Tom Lynch, a Guerneville contractor and county pension system critic, called the rising cost "unconscionable," saying it has diminished the reach of government services.

"The county can't afford to replace the people that are retiring, so they put more and more burden on the staff that remain," Lynch said.

Reforms enacted last year by the county and state have not translated to immediate savings because they either affect new workers in 2013 — none of whom were hired at the time of the pension snapshot — or because some of the changes for current workers are still under negotiation, largely with public safety unions.

Those include moves to eliminate cashouts of accrued leave that can be factored into pensions. Those perks and other pension spiking maneuvers already have been ended for a majority of the county's workforce.

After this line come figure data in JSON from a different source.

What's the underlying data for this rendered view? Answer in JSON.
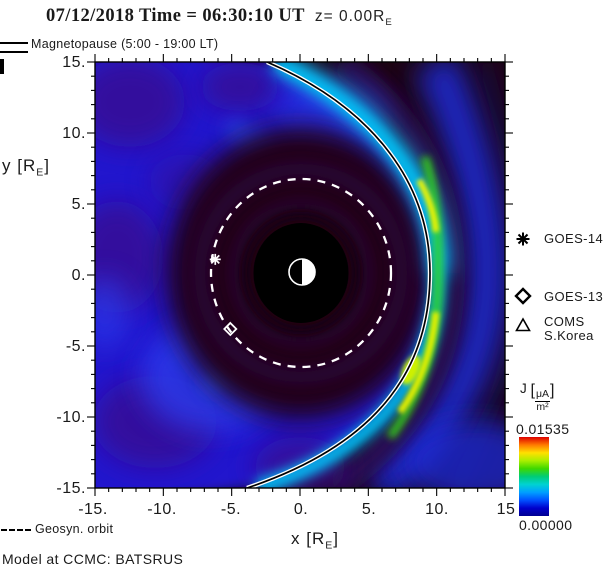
{
  "title": {
    "main": "07/12/2018 Time = 06:30:10 UT",
    "z_prefix": "z= 0.00R",
    "z_sub": "E"
  },
  "mp_legend": {
    "label": "Magnetopause (5:00 - 19:00 LT)"
  },
  "axes": {
    "x_label": {
      "pre": "x [R",
      "sub": "E",
      "post": "]"
    },
    "y_label": {
      "pre": "y [R",
      "sub": "E",
      "post": "]"
    },
    "x_ticks": [
      "-15.",
      "-10.",
      "-5.",
      "0.",
      "5.",
      "10.",
      "15"
    ],
    "y_ticks": [
      "15.",
      "10.",
      "5.",
      "0.",
      "-5.",
      "-10.",
      "-15."
    ]
  },
  "sat_legend": {
    "goes14": "GOES-14",
    "goes13": "GOES-13",
    "coms_line1": "COMS",
    "coms_line2": "S.Korea"
  },
  "colorbar": {
    "quantity": "J",
    "bracket_open": "[",
    "bracket_close": "]",
    "unit_num": "μA",
    "unit_den": "m²",
    "max": "0.01535",
    "min": "0.00000",
    "colors": [
      "#dd0000",
      "#ff7a00",
      "#ffe000",
      "#aaee00",
      "#3fd800",
      "#00cc77",
      "#00d2d2",
      "#009fff",
      "#0050ff",
      "#0000cc",
      "#000090"
    ]
  },
  "footer": {
    "geosyn": "Geosyn. orbit",
    "model": "Model at CCMC: BATSRUS"
  },
  "chart_data": {
    "type": "heatmap",
    "title": "07/12/2018 Time = 06:30:10 UT z= 0.00RE",
    "xlabel": "x [RE]",
    "ylabel": "y [RE]",
    "xlim": [
      -15,
      15
    ],
    "ylim": [
      -15,
      15
    ],
    "x_ticks": [
      -15,
      -10,
      -5,
      0,
      5,
      10,
      15
    ],
    "y_ticks": [
      -15,
      -10,
      -5,
      0,
      5,
      10,
      15
    ],
    "grid": false,
    "colorbar": {
      "label": "J [μA/m²]",
      "min": 0.0,
      "max": 0.01535,
      "palette": "rainbow"
    },
    "features": {
      "magnetopause": {
        "lt_range": "5:00 - 19:00 LT",
        "subsolar_standoff_RE": 9.4,
        "crossing_x_at_top_RE": -2.5,
        "crossing_x_at_bottom_RE": -3.8,
        "line_style": "white-black double line"
      },
      "geosynchronous_orbit_radius_RE": 6.6,
      "inner_boundary_radius_RE": 3.5,
      "earth_symbol": "half-lit circle at origin",
      "current_density_peaks": [
        {
          "x_RE": 8.6,
          "y_RE": 5.1
        },
        {
          "x_RE": 7.7,
          "y_RE": -8.0
        }
      ]
    },
    "satellites": [
      {
        "name": "GOES-14",
        "marker": "asterisk",
        "x_RE": -6.2,
        "y_RE": 1.1
      },
      {
        "name": "GOES-13",
        "marker": "diamond",
        "x_RE": -5.1,
        "y_RE": -3.8
      },
      {
        "name": "COMS S.Korea",
        "marker": "triangle",
        "visible_in_plot": false
      }
    ],
    "model": "BATSRUS (CCMC)"
  }
}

Gary Bei, administrator of the county pension system, said the county could get credit for the savings when contract talks conclude with the remainder of employees.

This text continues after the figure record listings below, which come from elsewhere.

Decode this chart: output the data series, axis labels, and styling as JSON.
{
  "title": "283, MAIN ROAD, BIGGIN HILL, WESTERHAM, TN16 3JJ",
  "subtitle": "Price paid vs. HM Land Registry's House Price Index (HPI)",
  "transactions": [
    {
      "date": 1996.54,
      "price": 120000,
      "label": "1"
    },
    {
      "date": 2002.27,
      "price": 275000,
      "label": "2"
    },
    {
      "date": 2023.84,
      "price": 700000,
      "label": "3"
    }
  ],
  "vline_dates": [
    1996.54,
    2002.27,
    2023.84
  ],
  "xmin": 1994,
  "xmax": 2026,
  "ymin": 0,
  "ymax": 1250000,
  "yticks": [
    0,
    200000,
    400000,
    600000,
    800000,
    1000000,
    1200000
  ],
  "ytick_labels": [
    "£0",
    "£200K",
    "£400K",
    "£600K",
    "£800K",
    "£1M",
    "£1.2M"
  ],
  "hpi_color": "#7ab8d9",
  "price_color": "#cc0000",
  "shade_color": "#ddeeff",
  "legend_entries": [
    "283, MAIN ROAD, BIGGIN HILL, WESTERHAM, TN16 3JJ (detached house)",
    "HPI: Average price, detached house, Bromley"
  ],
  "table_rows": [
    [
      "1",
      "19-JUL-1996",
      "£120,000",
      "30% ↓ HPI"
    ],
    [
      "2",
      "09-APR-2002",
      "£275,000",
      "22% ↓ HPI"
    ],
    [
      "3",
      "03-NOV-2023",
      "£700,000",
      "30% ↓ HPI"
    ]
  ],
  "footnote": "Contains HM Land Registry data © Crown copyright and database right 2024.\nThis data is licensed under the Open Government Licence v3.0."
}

The other major driver in the short-term cost increase and rise in long-term liabilities is the pension system's recent change to a lower projected earnings rate of 7.5 percent. That change, from 7.75 percent, added $50 million to the unfunded liability and increased taxpayer contributions in the short term.

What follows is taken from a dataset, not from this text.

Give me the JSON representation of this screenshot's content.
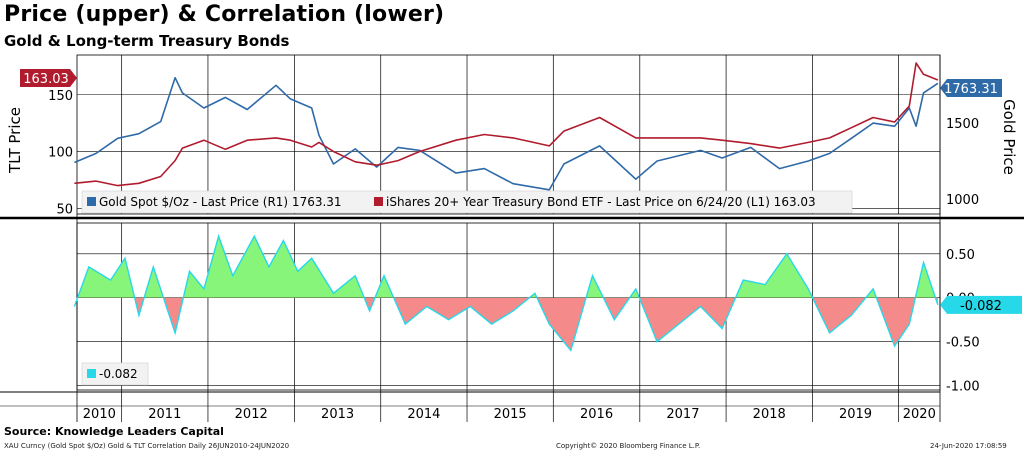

But it is intended to reduce market-driven shortfalls and taxpayer risk in the long-term.

"We knew that was a change we had to make moving forward," Rabbitt said.

About $27 million in interest charges and $31 million from changes in life expectancy and other demographic factors added to the total unfunded liability. Offsets worth about $51 million came from salary increases that were lower than expected and the elimination of deferred compensation payments from pension calculations.

The report signaled a continued climb in annual county pension contributions — from nearly $51 million a year now to roughly $64 million in three years, according to county estimates.

Overall, including payments on pension bond debt, the county's current annual pension costs are about $97 million, or 19 percent of total salary and benefits.

By July, the county expects to have finished paying off all of its 1993 pension bond of $97 million, which is expected to reduce current county costs by $1.5 million. That would leave about $472 million from a series of 2003 and 2010 bonds. Currently, Sonoma County has the highest per capita pension bond debt among the state's 20 county retirement systems.